You have the right to request a restriction or limitation on the medical information we use or disclose about you for treatment, payment or health care operations. You also have the right to request a limit on the medical information we disclose about you to someone who is involved in your care or the payment of your care, like a family member or friend. For example, you could ask that we not use or disclose information about a surgery you have had. We are not required to agree to your request. To request restrictions, you must make your request in writing to 21st Century Health & Benefits Inc.'s Privacy Officer at the address listed at the beginning of this notice. In your request, you must tell us (1) what information you want to limit; (2) whether you want to limit our use, disclosure or both; and (3) to whom you want the limits to apply, for example, disclosures to your spouse.

Right to Request Confidential Communications.

You have the right to request that we communicate with you about medical matters in a certain way or at a certain location. For example, you can ask that we only contact you at work or by mail. To request confidential communications, you must make your request in writing to 21st Century Health & Benefits Inc.'s Privacy Officer at the address listed at the beginning of this notice. We will not ask you the reason for your request. We will accommodate all reasonable requests. Your request must specify how or where you wish to be contacted.

Right to a Paper Copy of This Notice.

You have the right to a paper copy of this notice. You may ask us to give you a copy of this notice at any time. Even if you have agreed to receive this notice electronically, you are still entitled to a paper copy of this notice. You may obtain a copy of this notice at our website, www.21stcenturyhealth.com. To obtain a paper copy of this notice, please contact 21st Century Health & Benefits Inc.'s Privacy Officer at the address and phone number listed at the beginning of this notice.

Changes to This Notice:
We reserve the right to change this notice. We reserve the right to make the revised or changed notice effective for medical information we already have about you as well as any information we receive in the future. We will post a copy of the current notice on our website. The notice will contain the effective date on the first page, in the top right-hand corner.

Complaints:
If you believe your privacy rights have been violated, you may file a complaint with us or with the Secretary of the Department of Health and Human Services. To file a complaint with us, contact 21st Century Health & Benefits Inc.'s Privacy Officer at the address and phone number listed at the beginning of this notice. All complaints must be submitted in writing. You will not be penalized for filing a complaint.

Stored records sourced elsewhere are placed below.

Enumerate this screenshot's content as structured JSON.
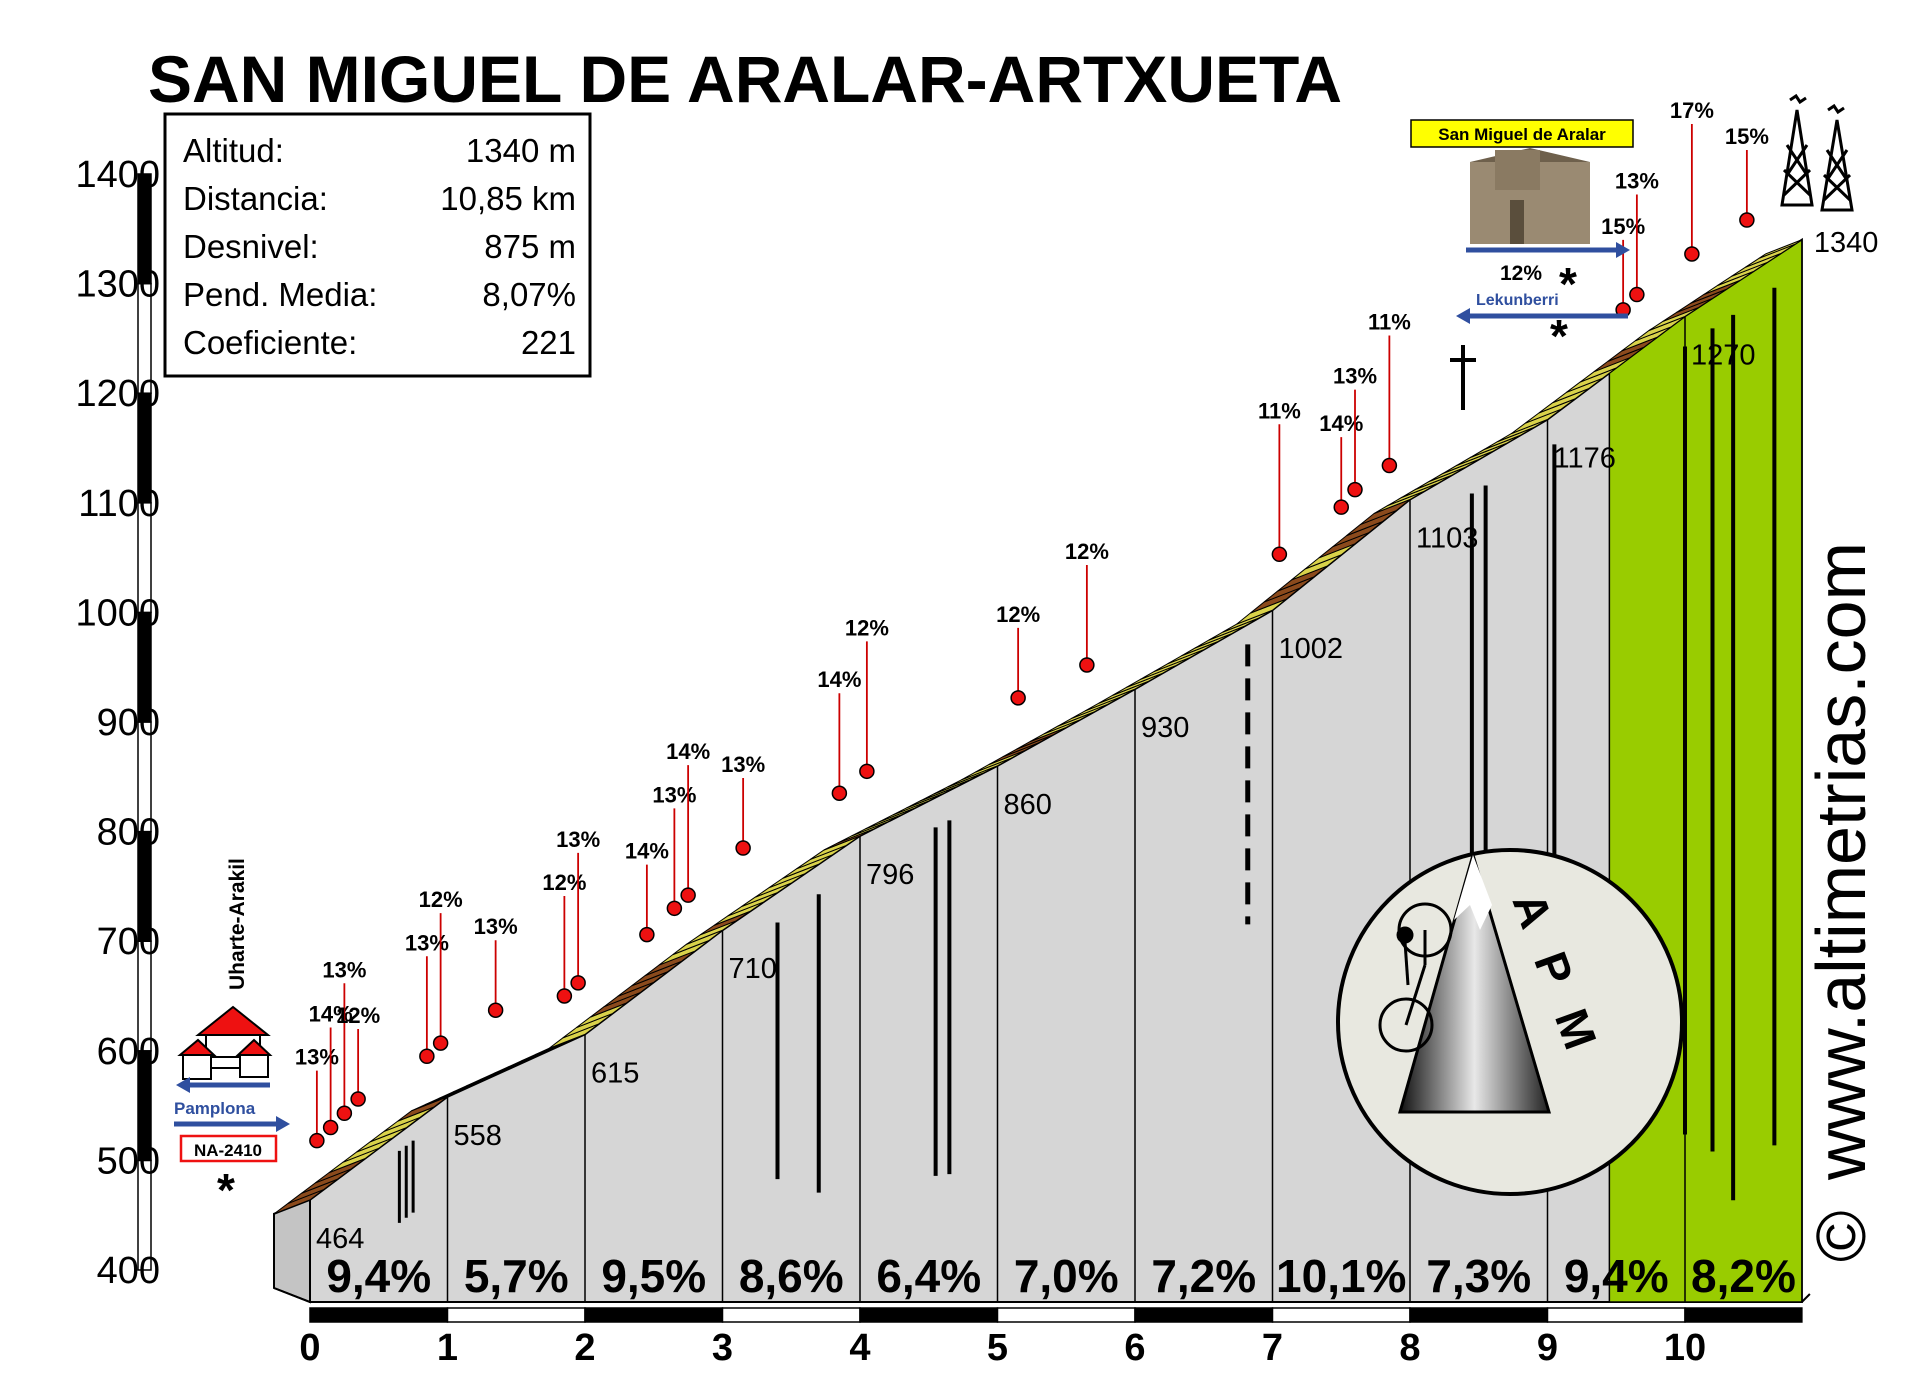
{
  "chart_data": {
    "type": "area",
    "title": "SAN MIGUEL DE ARALAR-ARTXUETA",
    "xlabel": "",
    "ylabel": "",
    "ylim": [
      400,
      1400
    ],
    "xlim": [
      0,
      10.85
    ],
    "y_ticks": [
      "400",
      "500",
      "600",
      "700",
      "800",
      "900",
      "1000",
      "1100",
      "1200",
      "1300",
      "1400"
    ],
    "x_ticks": [
      "0",
      "1",
      "2",
      "3",
      "4",
      "5",
      "6",
      "7",
      "8",
      "9",
      "10"
    ],
    "profile": [
      [
        0,
        464
      ],
      [
        1,
        558
      ],
      [
        2,
        615
      ],
      [
        3,
        710
      ],
      [
        4,
        796
      ],
      [
        5,
        860
      ],
      [
        6,
        930
      ],
      [
        7,
        1002
      ],
      [
        8,
        1103
      ],
      [
        9,
        1176
      ],
      [
        10,
        1270
      ],
      [
        10.85,
        1340
      ]
    ],
    "km_markers": [
      {
        "x": 0,
        "label": "464"
      },
      {
        "x": 1,
        "label": "558"
      },
      {
        "x": 2,
        "label": "615"
      },
      {
        "x": 3,
        "label": "710"
      },
      {
        "x": 4,
        "label": "796"
      },
      {
        "x": 5,
        "label": "860"
      },
      {
        "x": 6,
        "label": "930"
      },
      {
        "x": 7,
        "label": "1002"
      },
      {
        "x": 8,
        "label": "1103"
      },
      {
        "x": 9,
        "label": "1176"
      },
      {
        "x": 10,
        "label": "1270"
      },
      {
        "x": 10.85,
        "label": "1340"
      }
    ],
    "segment_gradients": [
      "9,4%",
      "5,7%",
      "9,5%",
      "8,6%",
      "6,4%",
      "7,0%",
      "7,2%",
      "10,1%",
      "7,3%",
      "9,4%",
      "8,2%"
    ],
    "ramp_labels": [
      {
        "x": 0.05,
        "y": 518,
        "label": "13%"
      },
      {
        "x": 0.15,
        "y": 530,
        "label": "14%"
      },
      {
        "x": 0.25,
        "y": 543,
        "label": "13%"
      },
      {
        "x": 0.35,
        "y": 556,
        "label": "12%"
      },
      {
        "x": 0.85,
        "y": 595,
        "label": "13%"
      },
      {
        "x": 0.95,
        "y": 607,
        "label": "12%"
      },
      {
        "x": 1.35,
        "y": 637,
        "label": "13%"
      },
      {
        "x": 1.85,
        "y": 650,
        "label": "12%"
      },
      {
        "x": 1.95,
        "y": 662,
        "label": "13%"
      },
      {
        "x": 2.45,
        "y": 706,
        "label": "14%"
      },
      {
        "x": 2.65,
        "y": 730,
        "label": "13%"
      },
      {
        "x": 2.75,
        "y": 742,
        "label": "14%"
      },
      {
        "x": 3.15,
        "y": 785,
        "label": "13%"
      },
      {
        "x": 3.85,
        "y": 835,
        "label": "14%"
      },
      {
        "x": 4.05,
        "y": 855,
        "label": "12%"
      },
      {
        "x": 5.15,
        "y": 922,
        "label": "12%"
      },
      {
        "x": 5.65,
        "y": 952,
        "label": "12%"
      },
      {
        "x": 7.05,
        "y": 1053,
        "label": "11%"
      },
      {
        "x": 7.5,
        "y": 1096,
        "label": "14%"
      },
      {
        "x": 7.6,
        "y": 1112,
        "label": "13%"
      },
      {
        "x": 7.85,
        "y": 1134,
        "label": "11%"
      },
      {
        "x": 9.55,
        "y": 1276,
        "label": "15%"
      },
      {
        "x": 9.65,
        "y": 1290,
        "label": "13%"
      },
      {
        "x": 10.05,
        "y": 1327,
        "label": "17%"
      },
      {
        "x": 10.45,
        "y": 1358,
        "label": "15%"
      }
    ],
    "summary": [
      {
        "label": "Altitud:",
        "value": "1340 m"
      },
      {
        "label": "Distancia:",
        "value": "10,85 km"
      },
      {
        "label": "Desnivel:",
        "value": "875 m"
      },
      {
        "label": "Pend. Media:",
        "value": "8,07%"
      },
      {
        "label": "Coeficiente:",
        "value": "221"
      }
    ],
    "places": {
      "start_town": "Uharte-Arakil",
      "left_road_direction": "Pamplona",
      "road_code": "NA-2410",
      "summit_label": "San Miguel de Aralar",
      "right_road_direction": "Lekunberri",
      "right_road_gradient": "12%"
    },
    "logo_text": "APM",
    "website": "www.altimetrias.com",
    "copyright": "©",
    "colors": {
      "road_surface": "#d9d24a",
      "road_steep": "#8b4a1c",
      "profile_fill": "#d4d4d4",
      "final_section": "#99cc00",
      "ramp_marker": "#cc0000",
      "road_arrow": "#2f4f9f",
      "side_arrow": "#8b4a2b"
    }
  }
}
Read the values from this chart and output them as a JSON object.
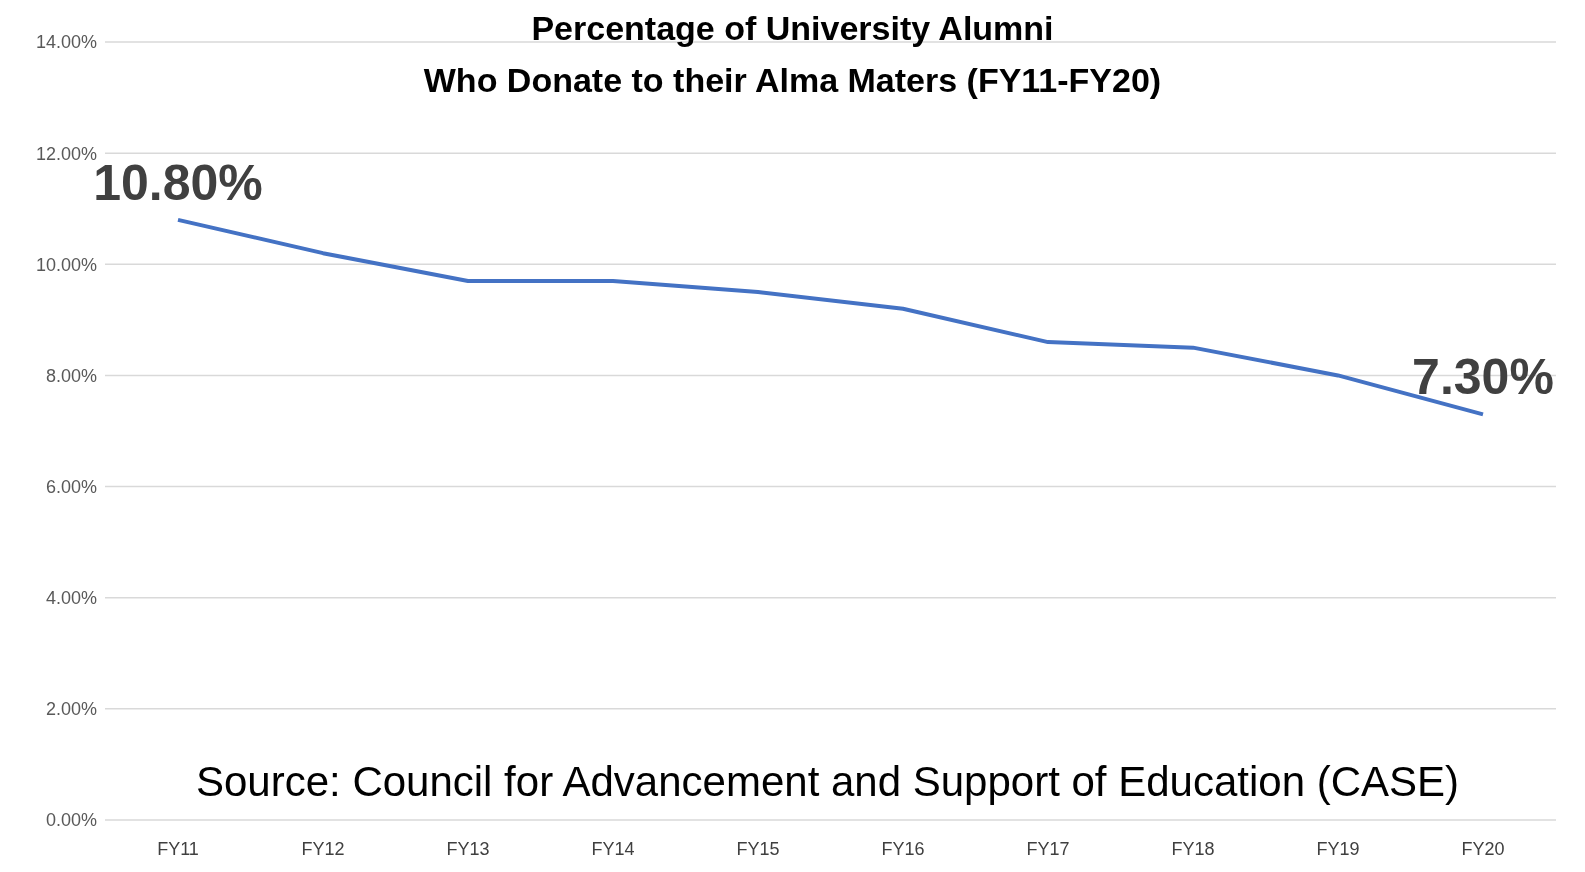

Other Uses of Medical Information:
Other uses and disclosures of medical information not covered by this notice or the laws that apply to us will be made only with your written permission. If you provide us permission to use or disclose medical information about you, you may revoke that permission, in writing at any time. If you revoke your permission, we will no longer use or disclose medical information about you for the reasons covered by your written authorization. You understand that we are unable to take back any disclosures we have already made with your permission, and that we are required to retain our records of the claims submissions we have received from you or from your health care providers.